Violet tidak ingin ambil pusing dengan semua cerita yang sahabatnya lontarkan pada dirinya. Ia percaya sepenuhnya pada Rezky bahwa kekasihnya itu akan selalu setia, dan selalu memilih dirinya untuk menjadi seorang istrinya kelak.
"Bukankah dalam cinta harus ada kepercayaan di dalamnya? Benar bukan apa yang aku lakukan saat ini?"
"Tetap berusaha berpikir positif atas apa yang dilihat dan didengar selama ini, mungkin teman-teman hanya tidak menyukai Rezky. Bisa jadi bukan? Dan entahlah," gumam Violet saat ia tengah duduk di depan teras rumahnya.
Violet mengambil napas sejenak, karena sudah seharian ia membersihkan rumah dan belajar untuk menjadi seorang istri yang baik kelak suatu hari nanti.

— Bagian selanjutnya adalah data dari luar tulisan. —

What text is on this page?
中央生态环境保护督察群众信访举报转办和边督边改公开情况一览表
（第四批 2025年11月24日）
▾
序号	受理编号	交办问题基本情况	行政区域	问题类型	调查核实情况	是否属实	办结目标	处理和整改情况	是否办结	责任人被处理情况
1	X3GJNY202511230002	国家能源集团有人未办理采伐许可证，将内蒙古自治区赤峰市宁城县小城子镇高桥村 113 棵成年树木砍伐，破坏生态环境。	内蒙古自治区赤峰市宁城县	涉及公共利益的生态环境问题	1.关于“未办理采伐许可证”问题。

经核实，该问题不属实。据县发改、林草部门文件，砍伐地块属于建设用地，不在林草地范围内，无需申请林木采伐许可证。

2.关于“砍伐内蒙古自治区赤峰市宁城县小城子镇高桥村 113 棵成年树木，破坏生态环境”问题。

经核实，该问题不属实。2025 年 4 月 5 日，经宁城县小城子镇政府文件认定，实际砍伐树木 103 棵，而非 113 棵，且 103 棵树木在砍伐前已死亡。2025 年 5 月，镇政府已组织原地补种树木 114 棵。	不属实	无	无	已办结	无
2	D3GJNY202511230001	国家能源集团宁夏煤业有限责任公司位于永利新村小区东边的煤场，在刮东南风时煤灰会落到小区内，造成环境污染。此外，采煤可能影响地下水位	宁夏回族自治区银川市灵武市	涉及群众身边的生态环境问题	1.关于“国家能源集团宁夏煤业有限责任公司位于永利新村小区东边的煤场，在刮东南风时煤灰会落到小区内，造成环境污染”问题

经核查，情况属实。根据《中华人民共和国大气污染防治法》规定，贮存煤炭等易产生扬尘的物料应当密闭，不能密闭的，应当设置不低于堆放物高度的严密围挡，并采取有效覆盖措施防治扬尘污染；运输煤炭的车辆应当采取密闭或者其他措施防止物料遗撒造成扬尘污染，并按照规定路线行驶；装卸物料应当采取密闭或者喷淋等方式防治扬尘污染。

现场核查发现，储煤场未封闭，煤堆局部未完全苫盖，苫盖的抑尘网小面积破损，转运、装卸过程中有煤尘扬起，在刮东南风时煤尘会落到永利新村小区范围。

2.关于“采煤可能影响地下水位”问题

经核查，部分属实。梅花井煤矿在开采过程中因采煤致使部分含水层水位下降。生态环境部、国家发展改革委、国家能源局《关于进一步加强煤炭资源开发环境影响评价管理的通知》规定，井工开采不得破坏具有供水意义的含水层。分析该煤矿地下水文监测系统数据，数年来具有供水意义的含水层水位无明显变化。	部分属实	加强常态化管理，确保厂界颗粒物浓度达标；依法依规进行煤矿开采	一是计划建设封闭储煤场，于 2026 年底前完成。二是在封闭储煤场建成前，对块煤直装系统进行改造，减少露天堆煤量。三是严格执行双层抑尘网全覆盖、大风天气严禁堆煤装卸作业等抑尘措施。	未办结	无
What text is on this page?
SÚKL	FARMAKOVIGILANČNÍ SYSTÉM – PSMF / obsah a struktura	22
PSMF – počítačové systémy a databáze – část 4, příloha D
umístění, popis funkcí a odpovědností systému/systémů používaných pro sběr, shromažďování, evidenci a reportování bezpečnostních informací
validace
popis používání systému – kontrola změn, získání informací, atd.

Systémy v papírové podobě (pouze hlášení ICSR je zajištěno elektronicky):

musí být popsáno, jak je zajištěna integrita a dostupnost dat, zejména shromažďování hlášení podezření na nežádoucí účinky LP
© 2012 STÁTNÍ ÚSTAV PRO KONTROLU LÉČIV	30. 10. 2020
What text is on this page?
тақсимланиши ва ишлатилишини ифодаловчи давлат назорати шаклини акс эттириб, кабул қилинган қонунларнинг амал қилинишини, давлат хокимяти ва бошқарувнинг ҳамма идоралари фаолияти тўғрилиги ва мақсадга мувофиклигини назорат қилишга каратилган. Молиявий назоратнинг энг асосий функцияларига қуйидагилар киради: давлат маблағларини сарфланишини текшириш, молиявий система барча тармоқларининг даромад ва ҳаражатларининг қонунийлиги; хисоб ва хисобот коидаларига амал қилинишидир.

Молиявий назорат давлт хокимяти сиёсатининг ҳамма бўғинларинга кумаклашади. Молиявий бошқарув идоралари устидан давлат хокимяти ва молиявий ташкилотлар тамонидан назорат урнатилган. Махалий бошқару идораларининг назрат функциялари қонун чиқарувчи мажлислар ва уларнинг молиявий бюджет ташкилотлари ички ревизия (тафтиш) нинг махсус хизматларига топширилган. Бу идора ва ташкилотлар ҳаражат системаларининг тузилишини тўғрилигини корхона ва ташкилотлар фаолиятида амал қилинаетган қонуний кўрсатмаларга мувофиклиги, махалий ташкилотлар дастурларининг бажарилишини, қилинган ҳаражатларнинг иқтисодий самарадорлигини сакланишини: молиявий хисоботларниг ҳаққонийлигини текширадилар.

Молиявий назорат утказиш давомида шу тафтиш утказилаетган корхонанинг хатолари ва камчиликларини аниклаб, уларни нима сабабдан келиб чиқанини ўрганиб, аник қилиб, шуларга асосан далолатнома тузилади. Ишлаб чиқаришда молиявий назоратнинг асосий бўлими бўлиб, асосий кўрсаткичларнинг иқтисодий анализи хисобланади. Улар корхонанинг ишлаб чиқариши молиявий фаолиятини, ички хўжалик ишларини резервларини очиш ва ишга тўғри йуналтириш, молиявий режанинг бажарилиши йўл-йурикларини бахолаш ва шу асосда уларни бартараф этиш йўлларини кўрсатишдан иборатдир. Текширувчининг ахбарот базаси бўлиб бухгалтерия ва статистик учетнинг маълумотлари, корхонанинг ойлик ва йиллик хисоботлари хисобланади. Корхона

Violet menatap pekarangan rumahnya yang terlihat asri dan sejuk, dengan banyaknya tanaman bunga yang terpampang di depan sana.
"Saking sibuknya aku belajar sampai gak nyadar kalau ternyata rumah ini asri juga, gak kalah sama taman," ucap Violet dengan senyum yang menghiasi wajahnya.
Dalam diamnya ia menikmati semua keindahan ciptaan Tuhan, dan bersyukur karena sampai saat ini masih diberikan kehidupan dan menikmati semua yang ada di dunia ini.
"Violet! Kamu ada dimana Nak," panggil Lisma--ibunya dari dalam rumah.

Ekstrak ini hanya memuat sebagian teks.